Having Fun in the Grey Areas

This morning I woke up to an email from a good friend of mine asking me to read and provide feedback on his most recent blog post. We have previously worked together and for a time I ghost wrote/edited/shut down his pieces for news outlets as well as his own blogs. Our very different writing styles provided for a fun mashup. However, one of my biggest overarching criticisms of his writing is that he writes in generalized absolutes. By that I mean that he makes a statement about all people being a certain way. For example, he might say “All people who wear pink like horses.” Whereas I would lob back “Many of the people I have met who wear pink also like horses.” Now, saying that wearing pink and liking horses are related is a statement with relatively low, if any, negative repercussions. At the risk of giving away who I am talking about, a more likely thing he might write is “People who watch the Jersey Shore are stupid.” That statement has, when written, a number of negative repercussions.

  1. Someone who watches the Jersey Shore feels immediately insulted. (I watch it on occasion and am pretty sure I am not stupid)
  2. They stop reading your article/blogpost or stop watching your show to avoid further insult.
  3. They, who you are actually trying to target and convert to your cause, never get the point of what you wrote because they were so turned off in the first few lines.

Basically, you’ve shot yourself in the foot.
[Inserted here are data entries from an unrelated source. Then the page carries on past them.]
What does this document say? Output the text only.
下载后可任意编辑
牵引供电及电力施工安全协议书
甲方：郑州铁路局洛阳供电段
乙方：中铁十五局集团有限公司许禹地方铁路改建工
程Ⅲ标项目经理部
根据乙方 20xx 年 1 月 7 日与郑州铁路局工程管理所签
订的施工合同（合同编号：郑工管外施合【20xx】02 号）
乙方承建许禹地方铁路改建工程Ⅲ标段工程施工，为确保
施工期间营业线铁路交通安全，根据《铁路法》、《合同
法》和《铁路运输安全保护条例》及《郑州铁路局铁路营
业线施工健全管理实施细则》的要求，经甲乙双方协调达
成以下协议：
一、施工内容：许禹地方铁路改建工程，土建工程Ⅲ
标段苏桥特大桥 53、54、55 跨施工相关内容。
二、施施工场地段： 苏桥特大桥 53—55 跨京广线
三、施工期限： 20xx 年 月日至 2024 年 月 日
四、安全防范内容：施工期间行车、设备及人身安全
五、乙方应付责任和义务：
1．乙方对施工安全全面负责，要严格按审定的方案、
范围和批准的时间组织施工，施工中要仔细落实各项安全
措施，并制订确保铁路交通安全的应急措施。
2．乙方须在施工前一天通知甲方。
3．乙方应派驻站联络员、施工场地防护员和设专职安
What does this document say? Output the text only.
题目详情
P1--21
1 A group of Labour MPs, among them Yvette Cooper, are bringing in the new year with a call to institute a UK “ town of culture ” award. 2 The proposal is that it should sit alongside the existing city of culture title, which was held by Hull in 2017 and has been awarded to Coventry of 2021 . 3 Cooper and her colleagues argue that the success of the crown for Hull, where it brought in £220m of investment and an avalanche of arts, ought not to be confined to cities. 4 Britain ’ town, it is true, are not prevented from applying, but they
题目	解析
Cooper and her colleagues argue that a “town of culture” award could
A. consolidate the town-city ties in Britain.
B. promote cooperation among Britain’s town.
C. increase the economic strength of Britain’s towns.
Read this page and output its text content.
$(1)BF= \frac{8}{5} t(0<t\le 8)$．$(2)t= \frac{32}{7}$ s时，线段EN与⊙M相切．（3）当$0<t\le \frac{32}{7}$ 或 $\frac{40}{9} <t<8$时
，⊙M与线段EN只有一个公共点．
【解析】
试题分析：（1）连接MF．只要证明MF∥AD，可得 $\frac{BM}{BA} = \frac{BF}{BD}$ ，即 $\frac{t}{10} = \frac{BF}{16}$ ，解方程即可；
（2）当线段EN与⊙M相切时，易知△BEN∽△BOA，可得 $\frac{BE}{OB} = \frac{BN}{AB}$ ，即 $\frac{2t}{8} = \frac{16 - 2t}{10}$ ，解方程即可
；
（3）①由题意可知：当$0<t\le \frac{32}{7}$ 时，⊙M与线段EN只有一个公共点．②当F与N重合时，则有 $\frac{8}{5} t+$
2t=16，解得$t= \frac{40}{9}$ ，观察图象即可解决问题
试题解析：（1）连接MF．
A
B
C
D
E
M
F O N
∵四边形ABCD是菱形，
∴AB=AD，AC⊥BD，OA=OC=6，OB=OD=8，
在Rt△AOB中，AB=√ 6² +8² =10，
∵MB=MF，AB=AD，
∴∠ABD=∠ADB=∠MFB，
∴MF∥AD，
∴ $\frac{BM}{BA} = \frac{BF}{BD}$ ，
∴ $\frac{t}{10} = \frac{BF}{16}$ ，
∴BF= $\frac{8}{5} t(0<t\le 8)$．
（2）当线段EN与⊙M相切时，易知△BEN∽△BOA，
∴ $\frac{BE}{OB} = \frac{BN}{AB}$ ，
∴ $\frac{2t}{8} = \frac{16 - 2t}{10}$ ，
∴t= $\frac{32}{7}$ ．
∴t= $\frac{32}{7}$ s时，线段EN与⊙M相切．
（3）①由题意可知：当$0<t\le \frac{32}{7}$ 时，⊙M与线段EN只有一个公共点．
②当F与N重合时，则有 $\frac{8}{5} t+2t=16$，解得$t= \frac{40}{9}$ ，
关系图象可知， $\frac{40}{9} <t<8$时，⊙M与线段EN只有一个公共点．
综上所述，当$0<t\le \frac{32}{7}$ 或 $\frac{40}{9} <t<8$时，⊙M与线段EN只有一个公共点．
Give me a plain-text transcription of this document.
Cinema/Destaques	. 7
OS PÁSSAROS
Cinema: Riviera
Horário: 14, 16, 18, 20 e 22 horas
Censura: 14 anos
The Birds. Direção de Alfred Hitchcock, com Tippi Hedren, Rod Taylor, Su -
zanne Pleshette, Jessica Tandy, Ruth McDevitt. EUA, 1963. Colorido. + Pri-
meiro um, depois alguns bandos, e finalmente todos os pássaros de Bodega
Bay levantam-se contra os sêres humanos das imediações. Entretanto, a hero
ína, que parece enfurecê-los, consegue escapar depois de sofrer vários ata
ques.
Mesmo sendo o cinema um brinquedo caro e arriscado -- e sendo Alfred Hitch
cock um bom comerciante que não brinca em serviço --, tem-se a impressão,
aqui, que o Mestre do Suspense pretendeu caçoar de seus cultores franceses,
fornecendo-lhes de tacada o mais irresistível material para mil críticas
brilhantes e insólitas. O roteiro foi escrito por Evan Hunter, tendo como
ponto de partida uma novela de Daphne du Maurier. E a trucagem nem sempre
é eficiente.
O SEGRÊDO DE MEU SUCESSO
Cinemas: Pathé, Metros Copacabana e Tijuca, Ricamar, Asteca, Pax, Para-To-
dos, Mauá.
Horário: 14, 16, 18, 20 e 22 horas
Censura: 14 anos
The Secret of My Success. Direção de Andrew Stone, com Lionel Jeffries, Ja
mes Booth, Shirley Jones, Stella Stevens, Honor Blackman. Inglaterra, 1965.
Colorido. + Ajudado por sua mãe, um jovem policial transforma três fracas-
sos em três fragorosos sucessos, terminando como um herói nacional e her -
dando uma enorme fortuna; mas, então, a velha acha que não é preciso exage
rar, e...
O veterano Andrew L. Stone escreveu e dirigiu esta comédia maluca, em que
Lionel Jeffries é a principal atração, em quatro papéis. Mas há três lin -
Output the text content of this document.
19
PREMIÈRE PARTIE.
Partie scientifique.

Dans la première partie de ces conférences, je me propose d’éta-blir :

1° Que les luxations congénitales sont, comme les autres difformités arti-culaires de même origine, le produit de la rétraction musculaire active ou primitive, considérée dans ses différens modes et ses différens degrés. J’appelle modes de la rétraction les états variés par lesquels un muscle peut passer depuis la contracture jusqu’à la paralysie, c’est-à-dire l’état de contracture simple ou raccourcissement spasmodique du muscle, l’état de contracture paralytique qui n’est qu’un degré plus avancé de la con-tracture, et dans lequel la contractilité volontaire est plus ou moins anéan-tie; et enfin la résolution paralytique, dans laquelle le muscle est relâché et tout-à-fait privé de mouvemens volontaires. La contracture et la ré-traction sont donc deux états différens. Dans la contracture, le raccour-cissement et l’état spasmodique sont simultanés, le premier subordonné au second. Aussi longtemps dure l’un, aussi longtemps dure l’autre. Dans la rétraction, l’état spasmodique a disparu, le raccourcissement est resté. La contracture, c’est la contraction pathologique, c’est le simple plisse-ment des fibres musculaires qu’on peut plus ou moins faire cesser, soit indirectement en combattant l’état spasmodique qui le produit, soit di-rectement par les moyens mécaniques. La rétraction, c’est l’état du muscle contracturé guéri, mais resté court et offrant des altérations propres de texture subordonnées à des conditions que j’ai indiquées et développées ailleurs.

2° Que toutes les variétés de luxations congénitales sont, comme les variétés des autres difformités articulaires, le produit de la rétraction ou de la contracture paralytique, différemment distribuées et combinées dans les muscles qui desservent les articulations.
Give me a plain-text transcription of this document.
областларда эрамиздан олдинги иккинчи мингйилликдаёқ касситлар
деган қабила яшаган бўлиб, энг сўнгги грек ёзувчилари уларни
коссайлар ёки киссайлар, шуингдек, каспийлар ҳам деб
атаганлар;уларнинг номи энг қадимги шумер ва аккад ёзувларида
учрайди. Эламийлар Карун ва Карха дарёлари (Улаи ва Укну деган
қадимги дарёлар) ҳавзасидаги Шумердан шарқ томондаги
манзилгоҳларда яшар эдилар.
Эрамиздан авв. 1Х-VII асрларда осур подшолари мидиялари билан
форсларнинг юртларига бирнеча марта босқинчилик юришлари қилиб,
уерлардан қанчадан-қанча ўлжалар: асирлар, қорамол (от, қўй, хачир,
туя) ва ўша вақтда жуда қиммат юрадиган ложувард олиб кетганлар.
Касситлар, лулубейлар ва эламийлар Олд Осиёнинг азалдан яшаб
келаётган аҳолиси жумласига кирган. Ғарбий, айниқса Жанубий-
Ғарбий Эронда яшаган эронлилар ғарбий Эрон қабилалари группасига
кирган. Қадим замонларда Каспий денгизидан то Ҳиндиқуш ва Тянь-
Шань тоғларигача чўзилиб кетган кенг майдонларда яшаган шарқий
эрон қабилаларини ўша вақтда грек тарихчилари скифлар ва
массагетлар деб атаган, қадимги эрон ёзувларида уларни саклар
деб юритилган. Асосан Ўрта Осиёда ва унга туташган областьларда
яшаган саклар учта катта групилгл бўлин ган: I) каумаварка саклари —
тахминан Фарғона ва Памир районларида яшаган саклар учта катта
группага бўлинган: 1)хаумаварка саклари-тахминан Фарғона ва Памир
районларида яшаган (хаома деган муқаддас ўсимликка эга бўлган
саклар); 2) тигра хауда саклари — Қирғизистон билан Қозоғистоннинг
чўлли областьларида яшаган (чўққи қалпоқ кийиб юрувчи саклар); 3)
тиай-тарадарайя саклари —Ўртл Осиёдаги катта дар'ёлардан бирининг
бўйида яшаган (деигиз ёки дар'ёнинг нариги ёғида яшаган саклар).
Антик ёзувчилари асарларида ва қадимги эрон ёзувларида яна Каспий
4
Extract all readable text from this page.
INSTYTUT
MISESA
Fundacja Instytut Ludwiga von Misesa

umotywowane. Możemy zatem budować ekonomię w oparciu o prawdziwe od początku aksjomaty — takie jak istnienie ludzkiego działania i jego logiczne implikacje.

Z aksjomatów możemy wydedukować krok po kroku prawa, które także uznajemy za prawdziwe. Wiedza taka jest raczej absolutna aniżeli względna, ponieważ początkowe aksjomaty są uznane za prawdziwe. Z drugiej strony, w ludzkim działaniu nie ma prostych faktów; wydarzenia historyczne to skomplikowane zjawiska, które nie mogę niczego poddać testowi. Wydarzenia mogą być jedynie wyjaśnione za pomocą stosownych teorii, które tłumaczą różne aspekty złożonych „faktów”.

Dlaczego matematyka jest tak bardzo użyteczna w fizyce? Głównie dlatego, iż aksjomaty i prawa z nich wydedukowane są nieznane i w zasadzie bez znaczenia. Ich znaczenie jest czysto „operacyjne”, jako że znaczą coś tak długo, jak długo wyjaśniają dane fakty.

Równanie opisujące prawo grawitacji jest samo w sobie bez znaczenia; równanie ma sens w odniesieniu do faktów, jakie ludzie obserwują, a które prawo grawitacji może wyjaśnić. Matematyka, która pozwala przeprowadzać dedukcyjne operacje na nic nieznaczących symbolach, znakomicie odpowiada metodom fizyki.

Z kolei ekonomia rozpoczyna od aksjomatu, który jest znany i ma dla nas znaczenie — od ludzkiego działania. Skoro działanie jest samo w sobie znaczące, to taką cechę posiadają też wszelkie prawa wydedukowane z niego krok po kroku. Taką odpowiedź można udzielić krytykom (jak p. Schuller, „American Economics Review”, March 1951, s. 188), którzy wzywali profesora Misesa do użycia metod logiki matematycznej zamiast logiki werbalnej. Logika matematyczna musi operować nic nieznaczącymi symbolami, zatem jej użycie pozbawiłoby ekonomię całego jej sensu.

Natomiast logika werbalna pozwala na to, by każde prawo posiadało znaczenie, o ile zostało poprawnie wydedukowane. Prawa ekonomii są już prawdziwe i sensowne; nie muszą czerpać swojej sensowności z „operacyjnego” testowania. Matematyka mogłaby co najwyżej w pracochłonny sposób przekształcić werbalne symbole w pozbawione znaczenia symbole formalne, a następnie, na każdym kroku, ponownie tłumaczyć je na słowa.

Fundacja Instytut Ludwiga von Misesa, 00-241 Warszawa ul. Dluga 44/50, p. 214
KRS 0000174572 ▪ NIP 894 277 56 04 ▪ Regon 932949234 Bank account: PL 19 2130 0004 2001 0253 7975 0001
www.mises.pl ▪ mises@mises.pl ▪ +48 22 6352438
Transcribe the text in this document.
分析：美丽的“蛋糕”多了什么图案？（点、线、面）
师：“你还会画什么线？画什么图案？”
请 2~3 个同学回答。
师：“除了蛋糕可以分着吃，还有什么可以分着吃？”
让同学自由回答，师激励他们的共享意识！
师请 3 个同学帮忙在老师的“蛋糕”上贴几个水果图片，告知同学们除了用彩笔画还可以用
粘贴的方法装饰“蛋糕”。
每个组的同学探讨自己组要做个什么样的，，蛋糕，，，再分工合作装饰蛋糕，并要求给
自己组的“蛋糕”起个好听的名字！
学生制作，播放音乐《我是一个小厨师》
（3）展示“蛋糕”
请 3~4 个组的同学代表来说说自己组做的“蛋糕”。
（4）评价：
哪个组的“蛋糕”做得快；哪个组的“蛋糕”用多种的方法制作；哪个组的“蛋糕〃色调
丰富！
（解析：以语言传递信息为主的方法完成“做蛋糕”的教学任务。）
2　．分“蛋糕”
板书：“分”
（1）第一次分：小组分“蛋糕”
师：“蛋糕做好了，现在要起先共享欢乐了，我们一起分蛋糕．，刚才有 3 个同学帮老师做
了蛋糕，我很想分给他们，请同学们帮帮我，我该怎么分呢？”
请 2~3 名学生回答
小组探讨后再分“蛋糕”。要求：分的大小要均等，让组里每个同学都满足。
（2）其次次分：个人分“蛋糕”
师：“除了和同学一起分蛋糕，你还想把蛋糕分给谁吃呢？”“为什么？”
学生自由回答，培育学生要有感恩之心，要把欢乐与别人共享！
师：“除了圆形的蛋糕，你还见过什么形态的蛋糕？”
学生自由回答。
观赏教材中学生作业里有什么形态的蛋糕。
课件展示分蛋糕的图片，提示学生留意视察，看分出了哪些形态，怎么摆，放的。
What I am talking about here are, in a generalized form, grey areas. Grey areas are awesome. When we find ourselves in a grey area ideologically it is like being in a big swimming pool, we start trying to swim for the closest wall but each time we get close to one we realize it isn’t the one we should be at. My friend, understandably, seems to be so afraid of them that he would rather go for an absolute statement that alienates people then be in the middle.

A physical example that I like to throw around is the length of a girls work skirt. It used to be that if your knees were showing it was inappropriate. Today that rule doesn’t hold. We know when a girls skirt is much to short because everyone stares and whispers about her in the office. We know that there isn’t really a situation where someone’s skirt is too long. What we don’t know is the exact length at which a skirt, no matter the wearer, passes from appropriate to inappropriate. To address this we make rules that err on the side of caution rather that tawdriness.

Similar to the wearing pink and liking horses example, the skirt length example is not one that really stimulates my brain. Yeah, it might come up at the weekly company meeting, but it rarely invigorates anyone for any length of time. Some fun and cerebrally stimulating grey areas are:

  • Is telling a lie always wrong? 
  • What won’t you forgive?
  • What is morality?
  • Any moral/life/ethical question you have pondered frequently but every time you think: “This is so confusing!”

Have fun in the grey areas rather than immediately choosing a side. They are often where the most stimulating conversation and satisfying results come from.